Salah satunya berita yang pasti akan mendapatkan tempat bagi pemirsa atau penonton adalah berita mengenai bencana (disaster) dan kriminal (crimes). Dua topik ini menjadi sangat penting karena menyangkut tentang keselamatan manusia. Dalam pendekatan psikologi, keselamatan adalah menempati urutan kedua bagi kebutuhan dasar manusia (basic needs), sehingga tak heran apabila berita tersebut memiliki daya rangsang tinggi bagi pemirsanya. Adapun televisi tidak dapat menyiarkan dengan seenaknya terhadap korban-korban manusia yang tampak sadis. Etika itu dimaksudkan agar pemirsa tidak memiliki rasa takut atau trauma yang amat besar.
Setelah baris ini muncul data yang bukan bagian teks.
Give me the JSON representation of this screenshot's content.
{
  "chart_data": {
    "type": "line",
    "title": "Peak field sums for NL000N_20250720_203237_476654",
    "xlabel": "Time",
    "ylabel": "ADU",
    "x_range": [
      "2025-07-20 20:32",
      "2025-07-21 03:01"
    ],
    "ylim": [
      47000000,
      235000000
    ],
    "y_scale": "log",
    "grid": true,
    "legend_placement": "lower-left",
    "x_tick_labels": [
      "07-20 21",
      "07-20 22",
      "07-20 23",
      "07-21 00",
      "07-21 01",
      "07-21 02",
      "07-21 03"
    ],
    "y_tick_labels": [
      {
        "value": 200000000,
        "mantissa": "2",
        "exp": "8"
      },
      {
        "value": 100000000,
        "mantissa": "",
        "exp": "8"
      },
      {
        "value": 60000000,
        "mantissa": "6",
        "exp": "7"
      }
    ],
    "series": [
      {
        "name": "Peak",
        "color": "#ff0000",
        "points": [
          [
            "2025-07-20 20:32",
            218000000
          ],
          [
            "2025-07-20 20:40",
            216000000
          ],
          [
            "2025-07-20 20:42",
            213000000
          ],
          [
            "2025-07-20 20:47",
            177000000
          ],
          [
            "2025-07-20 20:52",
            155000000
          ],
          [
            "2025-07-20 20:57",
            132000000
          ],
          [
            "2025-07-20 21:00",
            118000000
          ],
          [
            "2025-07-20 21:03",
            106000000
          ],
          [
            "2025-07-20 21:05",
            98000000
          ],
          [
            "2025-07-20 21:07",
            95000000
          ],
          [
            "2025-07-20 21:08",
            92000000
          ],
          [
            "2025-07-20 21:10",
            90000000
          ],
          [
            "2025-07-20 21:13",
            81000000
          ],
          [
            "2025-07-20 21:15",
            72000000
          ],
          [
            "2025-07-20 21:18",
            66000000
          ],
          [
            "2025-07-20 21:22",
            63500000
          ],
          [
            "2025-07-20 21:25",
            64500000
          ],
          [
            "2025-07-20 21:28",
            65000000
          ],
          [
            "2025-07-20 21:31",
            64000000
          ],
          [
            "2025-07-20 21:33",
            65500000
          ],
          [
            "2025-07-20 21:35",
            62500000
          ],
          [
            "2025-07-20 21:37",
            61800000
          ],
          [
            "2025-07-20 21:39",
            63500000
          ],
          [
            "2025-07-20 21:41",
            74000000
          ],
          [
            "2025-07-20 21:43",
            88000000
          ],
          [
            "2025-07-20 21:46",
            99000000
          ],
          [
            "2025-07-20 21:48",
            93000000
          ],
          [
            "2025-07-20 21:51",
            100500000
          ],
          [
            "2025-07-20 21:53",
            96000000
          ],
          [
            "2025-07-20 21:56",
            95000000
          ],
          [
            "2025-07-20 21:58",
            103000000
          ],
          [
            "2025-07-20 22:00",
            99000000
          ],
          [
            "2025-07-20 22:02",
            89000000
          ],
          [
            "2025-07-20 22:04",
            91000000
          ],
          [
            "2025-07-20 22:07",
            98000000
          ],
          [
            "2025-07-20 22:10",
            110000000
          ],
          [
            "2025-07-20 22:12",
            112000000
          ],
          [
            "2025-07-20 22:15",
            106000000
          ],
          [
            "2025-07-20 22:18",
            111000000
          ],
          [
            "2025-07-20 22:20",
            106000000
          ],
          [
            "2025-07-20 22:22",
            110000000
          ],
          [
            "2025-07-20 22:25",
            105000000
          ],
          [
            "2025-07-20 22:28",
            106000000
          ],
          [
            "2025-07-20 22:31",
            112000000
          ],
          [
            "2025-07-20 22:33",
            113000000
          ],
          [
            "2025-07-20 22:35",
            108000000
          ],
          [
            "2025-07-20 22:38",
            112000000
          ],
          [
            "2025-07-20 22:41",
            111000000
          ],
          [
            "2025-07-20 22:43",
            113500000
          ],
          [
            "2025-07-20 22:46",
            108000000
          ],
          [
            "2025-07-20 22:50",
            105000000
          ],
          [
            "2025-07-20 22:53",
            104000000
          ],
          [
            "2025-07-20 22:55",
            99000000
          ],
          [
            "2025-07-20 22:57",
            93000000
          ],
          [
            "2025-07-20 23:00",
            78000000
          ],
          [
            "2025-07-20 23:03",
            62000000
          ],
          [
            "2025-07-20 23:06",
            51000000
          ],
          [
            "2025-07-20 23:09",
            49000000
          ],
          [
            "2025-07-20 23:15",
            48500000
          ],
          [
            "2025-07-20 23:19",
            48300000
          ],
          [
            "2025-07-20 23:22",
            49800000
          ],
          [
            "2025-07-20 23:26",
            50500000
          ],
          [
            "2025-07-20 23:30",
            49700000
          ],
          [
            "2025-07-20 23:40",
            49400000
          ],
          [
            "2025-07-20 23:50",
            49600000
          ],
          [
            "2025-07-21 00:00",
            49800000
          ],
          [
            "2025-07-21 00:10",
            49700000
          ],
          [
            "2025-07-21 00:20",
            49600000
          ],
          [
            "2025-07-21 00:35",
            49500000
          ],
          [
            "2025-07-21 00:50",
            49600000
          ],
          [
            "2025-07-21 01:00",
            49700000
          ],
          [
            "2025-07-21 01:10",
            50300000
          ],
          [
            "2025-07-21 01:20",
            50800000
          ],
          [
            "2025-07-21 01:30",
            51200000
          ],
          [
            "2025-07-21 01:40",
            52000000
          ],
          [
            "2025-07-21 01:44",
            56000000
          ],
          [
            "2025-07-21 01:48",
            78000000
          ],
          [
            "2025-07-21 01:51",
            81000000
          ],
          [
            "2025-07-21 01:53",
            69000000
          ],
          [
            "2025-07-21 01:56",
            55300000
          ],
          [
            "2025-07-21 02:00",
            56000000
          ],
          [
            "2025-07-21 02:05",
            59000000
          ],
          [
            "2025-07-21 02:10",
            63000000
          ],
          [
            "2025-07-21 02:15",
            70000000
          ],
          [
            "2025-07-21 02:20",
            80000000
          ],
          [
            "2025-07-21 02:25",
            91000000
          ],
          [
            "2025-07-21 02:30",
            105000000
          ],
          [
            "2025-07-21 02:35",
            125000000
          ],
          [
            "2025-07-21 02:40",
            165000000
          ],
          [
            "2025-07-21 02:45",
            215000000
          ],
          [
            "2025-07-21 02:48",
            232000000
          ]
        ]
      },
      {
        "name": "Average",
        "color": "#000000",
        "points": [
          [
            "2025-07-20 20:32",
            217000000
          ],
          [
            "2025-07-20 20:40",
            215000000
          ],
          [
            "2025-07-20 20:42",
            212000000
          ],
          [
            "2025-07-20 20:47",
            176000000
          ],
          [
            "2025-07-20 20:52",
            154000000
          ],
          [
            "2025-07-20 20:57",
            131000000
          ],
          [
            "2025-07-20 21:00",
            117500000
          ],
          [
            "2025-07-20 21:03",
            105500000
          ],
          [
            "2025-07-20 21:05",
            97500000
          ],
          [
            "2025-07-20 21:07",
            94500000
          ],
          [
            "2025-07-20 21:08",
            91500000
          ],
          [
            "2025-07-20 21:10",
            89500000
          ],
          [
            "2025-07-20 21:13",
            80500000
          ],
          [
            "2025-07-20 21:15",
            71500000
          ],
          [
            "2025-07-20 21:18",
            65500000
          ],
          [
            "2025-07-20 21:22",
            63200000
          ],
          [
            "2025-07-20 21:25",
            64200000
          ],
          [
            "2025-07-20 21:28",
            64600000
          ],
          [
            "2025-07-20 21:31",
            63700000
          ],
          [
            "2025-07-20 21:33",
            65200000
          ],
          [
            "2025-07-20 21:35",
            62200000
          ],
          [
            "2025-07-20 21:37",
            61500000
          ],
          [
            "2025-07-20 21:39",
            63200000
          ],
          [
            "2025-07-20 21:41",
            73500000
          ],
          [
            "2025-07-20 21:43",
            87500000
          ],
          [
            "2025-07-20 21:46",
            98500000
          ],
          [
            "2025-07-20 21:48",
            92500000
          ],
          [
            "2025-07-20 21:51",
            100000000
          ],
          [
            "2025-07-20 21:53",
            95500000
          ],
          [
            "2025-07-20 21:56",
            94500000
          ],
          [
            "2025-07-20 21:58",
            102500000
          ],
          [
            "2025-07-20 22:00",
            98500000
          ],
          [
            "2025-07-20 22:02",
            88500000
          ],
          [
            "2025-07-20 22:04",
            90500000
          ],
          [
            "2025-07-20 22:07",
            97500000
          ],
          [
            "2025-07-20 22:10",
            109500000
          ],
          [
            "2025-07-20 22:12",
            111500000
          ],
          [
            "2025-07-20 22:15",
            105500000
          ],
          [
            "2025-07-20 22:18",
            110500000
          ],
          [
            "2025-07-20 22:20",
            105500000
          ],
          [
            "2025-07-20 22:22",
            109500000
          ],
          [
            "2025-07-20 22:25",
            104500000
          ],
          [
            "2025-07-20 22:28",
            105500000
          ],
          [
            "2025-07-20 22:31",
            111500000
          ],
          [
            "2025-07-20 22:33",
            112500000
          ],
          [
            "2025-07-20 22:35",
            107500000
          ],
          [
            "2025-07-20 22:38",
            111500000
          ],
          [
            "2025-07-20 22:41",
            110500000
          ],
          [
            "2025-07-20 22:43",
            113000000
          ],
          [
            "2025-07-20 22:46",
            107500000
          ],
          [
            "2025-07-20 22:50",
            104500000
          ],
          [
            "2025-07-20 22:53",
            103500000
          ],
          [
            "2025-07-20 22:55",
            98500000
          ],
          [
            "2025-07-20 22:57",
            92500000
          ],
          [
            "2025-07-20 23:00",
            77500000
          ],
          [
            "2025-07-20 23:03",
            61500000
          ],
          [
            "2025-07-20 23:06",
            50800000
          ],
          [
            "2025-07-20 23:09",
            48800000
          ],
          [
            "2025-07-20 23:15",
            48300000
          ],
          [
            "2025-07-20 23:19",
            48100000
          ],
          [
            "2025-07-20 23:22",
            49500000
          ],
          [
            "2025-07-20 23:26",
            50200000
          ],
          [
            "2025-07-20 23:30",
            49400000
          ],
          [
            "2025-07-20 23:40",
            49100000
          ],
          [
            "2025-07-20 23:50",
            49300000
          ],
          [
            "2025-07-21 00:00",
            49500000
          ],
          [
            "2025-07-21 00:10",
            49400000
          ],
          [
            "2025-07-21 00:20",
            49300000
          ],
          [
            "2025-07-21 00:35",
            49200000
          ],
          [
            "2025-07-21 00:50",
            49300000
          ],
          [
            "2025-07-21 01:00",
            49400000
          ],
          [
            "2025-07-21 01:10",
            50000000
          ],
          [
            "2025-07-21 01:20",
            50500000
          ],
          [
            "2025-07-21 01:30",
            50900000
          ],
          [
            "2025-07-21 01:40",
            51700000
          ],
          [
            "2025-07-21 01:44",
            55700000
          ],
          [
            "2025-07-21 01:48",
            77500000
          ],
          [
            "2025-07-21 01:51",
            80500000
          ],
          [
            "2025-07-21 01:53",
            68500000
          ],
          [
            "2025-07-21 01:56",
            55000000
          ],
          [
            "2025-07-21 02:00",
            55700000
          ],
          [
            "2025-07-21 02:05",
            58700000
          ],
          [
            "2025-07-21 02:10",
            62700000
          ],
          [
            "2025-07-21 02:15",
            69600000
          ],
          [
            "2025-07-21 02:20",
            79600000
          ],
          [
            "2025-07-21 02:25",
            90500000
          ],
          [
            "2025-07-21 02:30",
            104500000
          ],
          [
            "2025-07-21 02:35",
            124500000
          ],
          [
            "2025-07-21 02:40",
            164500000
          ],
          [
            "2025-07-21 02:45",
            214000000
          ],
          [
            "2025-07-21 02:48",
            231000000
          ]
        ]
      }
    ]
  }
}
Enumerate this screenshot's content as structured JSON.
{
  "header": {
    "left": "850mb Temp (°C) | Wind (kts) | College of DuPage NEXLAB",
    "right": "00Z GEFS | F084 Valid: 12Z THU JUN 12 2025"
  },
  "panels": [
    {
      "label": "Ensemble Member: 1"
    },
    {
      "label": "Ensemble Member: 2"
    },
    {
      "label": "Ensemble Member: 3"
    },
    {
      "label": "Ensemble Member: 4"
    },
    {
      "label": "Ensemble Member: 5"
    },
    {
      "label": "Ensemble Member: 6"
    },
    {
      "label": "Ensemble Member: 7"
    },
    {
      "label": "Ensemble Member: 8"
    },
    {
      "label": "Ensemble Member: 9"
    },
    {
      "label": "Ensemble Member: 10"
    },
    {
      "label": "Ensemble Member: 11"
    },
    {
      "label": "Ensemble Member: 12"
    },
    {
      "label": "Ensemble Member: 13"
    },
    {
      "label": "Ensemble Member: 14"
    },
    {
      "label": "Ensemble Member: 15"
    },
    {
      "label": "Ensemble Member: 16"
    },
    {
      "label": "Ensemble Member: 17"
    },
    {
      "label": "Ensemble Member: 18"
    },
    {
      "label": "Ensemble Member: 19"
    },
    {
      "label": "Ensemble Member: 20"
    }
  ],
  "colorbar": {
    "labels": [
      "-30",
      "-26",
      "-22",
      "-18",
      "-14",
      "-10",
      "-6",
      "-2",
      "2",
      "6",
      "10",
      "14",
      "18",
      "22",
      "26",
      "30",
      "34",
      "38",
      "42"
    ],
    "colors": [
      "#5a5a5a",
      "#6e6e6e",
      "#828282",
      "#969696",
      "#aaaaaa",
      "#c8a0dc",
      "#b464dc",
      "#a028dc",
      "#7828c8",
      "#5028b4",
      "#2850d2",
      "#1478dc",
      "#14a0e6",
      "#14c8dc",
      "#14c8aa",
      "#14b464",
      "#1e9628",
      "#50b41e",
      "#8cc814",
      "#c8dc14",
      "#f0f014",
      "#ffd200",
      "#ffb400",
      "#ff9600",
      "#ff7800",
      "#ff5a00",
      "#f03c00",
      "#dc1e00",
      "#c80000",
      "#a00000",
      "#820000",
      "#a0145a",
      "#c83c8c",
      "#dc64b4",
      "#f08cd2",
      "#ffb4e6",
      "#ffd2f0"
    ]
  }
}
Berita kriminal pada umumnya dikategorikan menjadi 3 bagian, yaitu  hard news (berita berat), soft news (berita ringan), dan investigative reports (laporan penyelidikan) :

1.      Hard news (berita berat) sendiri memiliki arti berita tentang peristiwa yang dianggap penting bagi masyarakat baik sebagai individu, kelompok maupun organisasi. Misalnya tentang mulai diberlakukannya suatu kebijakan baru pemerintah. Contoh berita kriminal dan kekerasan yang dikemas sebagai hard news adalah program Seputar Indonesia (RCTI), Liputan Enam (SCTV), Reportase (Trans Tv) dll.
2.      Soft news (berita ringan) sering kali juga disebut dengan features yaitu berita yang tidak terikat dengan aktualitas namun memiliki daya tarik bagi pemirsanya. Seringkali lebih menitikberatkan pada hal – hal yang dapat menakjubkan atau mengherankan pemirsa. Berita kriminal dan kekerasan yang dikemas dalam bentuk soft news  dapat kita temui dalam program Jelang Siang (TransTV), Kejamnya Dunia (TransTV) dan lainnya.
3.      Investigative Reports (laporan penyelidikan) adalah jenis berita yang eksklusif. Datanya tidak dapat diperoleh dipermukaan, tetapi harus dilakukan berdasarkan penyelidikan. Beberapa program berita yang menyajikan laporan penyelidikan kriminal dan kekerasan adalah antara lain Patroli. Sidik, Sergap, dan Buser. Dari definisi di atas dapat disimpulkan bahwa berita kriminal sebagai program berita yang menayangkan berita - berita berbau kriminalitas, kekerasan atau perbuatan yang melanggar hukum dan mampu menarik perhatian khalayak untuk mencari tahu apa yang terjadi.

C.    Pengertian Agresi

Istilah agresi seringkali di sama artikan dengan agresif. Agresif adalah merupakan kata sifat dari agresif. Istilah agresif seringkali digunakan secara luas untuk menerangkan sejumlah besar tingkah laku yang memiliki dasar motivasional yang berbeda-beda dan sama sekali tidak mempresentasikan agresif atau tidak dapat disebut agresif dalam pengertian yang sesungguhnya. Dengan penggunaan istilah agresif yang simpang siur atau tidak konsisten, penguraian tingkah laku khususnya tingkah laku yang termasuk ke dalam kategori agresif menjadi kabur, dan karenanya menjadi sulit untuk memahami apa dan bagaimana sesungguhnya yang disebut tingkah laku agresif atau agresi itu (Koeswara,1988).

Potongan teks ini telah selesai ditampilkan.